Das das nicht 100% ist, weiß ich auch. Aber es sind zu wenige für einen Neuansatz. Und ich fürchte, es werden immer weniger.

Wir waren auch (historisch im Rückblick betrachtet) im Recht und hatten den unschätzbaren Vorteil, machbare Alternativen aufzeigen zu können.

Ja, und da triffst Du genau den Punkt! Wir haben Alternativen angeboten, haben gefragt 'Könnte man das nicht auch so machen?'. Wir haben aktiv an einer Veränderung gearbeitet, und haben sie auch erreicht, nur nicht so, wie wie uns das gedacht hatten. Ich pinkle auch beliebig unserer Generation an Bein und Schlimmeren: wir sind es, die unsere Kids so eingelullt haben, die kaufen sich ja Handies und Gameboys nicht vom Taschengeld. Und ich selbst könnte mir manchmal in den Hintern beißen.

Nur: jede Generation steht vor anderen Problemen und muss auch andere Lösungen/andere Alternativen entwickeln.

Tut diese junge Generation das? Sieht mir nicht so aus.

In Anbetracht der heutigen, auch globalen Probleme, vor denen wir stehen (Arbeitslosigkeit,wirtschaftl. Globalisierung, Klimaveränderung, Terrorismus, etc.) lebten wir damals doch auf einer Insel der Glückseligen (globalpolitisch alles im Griff: Kalter Krieg, aber geordnet; wirtschaftlich auch so weit alles in Ordnung; Zukunftsängste irgendwelcher Art: ach was).
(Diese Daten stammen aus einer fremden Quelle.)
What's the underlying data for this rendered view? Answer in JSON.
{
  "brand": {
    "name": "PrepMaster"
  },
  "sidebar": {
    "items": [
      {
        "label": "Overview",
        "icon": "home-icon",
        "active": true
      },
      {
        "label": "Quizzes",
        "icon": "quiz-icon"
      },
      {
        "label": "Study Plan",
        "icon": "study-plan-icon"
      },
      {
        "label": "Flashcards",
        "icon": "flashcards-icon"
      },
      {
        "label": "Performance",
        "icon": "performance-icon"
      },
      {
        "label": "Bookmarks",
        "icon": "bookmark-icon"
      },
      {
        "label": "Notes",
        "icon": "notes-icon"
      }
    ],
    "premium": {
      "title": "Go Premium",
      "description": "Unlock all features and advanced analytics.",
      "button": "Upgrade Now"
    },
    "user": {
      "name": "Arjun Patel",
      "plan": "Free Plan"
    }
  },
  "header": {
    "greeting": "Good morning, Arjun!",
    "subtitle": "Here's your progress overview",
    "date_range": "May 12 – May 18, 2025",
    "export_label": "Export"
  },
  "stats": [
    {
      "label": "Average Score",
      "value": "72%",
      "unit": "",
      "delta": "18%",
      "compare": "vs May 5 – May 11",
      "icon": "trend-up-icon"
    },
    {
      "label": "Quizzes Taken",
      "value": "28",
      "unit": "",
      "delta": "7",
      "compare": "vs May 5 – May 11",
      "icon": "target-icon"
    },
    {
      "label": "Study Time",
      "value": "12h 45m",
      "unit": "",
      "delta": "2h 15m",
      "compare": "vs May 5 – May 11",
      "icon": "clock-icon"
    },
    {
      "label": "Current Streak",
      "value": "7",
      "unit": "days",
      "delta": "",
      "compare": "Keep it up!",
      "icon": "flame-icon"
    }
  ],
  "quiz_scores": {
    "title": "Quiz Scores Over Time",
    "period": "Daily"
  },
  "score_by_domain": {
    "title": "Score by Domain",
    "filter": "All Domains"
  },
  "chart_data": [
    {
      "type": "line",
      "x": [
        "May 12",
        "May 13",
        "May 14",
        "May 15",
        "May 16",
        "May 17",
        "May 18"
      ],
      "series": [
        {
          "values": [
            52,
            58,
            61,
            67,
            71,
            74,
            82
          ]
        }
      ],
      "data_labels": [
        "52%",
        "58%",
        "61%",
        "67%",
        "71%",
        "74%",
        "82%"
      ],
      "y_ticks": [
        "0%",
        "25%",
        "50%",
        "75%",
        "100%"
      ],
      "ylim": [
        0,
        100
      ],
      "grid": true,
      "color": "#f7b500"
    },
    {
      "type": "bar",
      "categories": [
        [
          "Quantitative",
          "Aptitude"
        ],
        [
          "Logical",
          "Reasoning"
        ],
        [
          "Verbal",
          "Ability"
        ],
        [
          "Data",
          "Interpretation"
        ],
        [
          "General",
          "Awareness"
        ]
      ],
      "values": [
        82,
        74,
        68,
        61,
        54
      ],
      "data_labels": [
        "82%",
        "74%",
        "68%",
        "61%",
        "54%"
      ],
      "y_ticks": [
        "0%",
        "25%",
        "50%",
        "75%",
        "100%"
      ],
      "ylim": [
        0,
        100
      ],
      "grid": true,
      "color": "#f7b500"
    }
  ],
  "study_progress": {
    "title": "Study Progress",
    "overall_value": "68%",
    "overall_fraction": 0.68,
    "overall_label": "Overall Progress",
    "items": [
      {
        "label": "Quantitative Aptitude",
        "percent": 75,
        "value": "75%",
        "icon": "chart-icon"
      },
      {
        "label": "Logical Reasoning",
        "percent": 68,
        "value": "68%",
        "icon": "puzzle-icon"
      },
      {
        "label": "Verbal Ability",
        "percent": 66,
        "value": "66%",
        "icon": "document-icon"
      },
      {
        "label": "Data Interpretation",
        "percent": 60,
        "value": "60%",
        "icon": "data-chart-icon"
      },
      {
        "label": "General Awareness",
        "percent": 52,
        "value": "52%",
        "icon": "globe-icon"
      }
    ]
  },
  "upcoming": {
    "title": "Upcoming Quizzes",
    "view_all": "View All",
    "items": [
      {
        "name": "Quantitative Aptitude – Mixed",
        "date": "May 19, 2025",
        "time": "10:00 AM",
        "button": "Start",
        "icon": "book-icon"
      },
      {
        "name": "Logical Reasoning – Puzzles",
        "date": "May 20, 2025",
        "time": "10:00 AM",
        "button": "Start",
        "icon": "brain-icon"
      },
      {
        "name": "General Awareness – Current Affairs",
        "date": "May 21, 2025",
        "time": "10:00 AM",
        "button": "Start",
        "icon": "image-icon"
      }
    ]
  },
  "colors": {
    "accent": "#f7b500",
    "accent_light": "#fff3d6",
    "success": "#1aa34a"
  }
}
Und deshalb gerade. Vielleicht ist es an der Zeit, mal wieder ein bisschen Randale zu machen. Kann ich nur leider nicht, mein Rheuma ... :-))

Damals musste in unserer Gesellschaft etwas verändert werden, da war "Kämpfen", "Provokation" ein durchaus probates Mittel, nur: müssen die Ziele der damaligen Generation auch die der jetzigen sein ?

Nö. Aber was sind deren Ziele? Neue Handygeneration mit Farbdisplay und MP3-Player? Lullis ...

Randbemerkung: So wie du dich über "Slipknot, Rammstein, Marilyn Manson" aufregst, taugt das durchaus als Provokation.

Nur nicht bei denen, die es betreffen würde ...

Kannst du dich an die Äusserungen unserer älteren Mitbürgern vor 30 Jahren erinnern ? "Diese Negermusik gehört verboten..., alle Langhaarigen müsste man...., etc." Merkst du eigentlich nicht, dass du genau das gleiche machst ?

Nein, weil ich nicht die bin. Solange sich mein Sohnemann Platten von Rammstein und Linkin Park holen darf, trifft mich der Vorwurf der Intoleranz nicht wirklich.

Die andere Version, nämlich die endlose und grenzenlose Toleranz und das Wegsehen, wäre keine Alternative. Meinungsäußerung an sich ist noch kein Grund für Unterstellung, genau so wenig wie es ausreichend ist, mir den Holocaust anzuhängen nur weil ich Deutscher bin.

Im HipHop, Rap, Techno (Ambience, Trance, etc.) gibt es hervorragende ernstzunehmende Musiker (das Zeug klingt halt ein bischen anders, als du alter Sack das gerne hätten - wie es damals in den Sechzigern anderen alten Säcken gegangen ist :-)).

Hätte man mit mir diskutiert, wäre es das eine erste Basis gewesen. Hat man aber nicht. Du meinst jetzt aber nicht das, was auf MTV und VIVA so läuft?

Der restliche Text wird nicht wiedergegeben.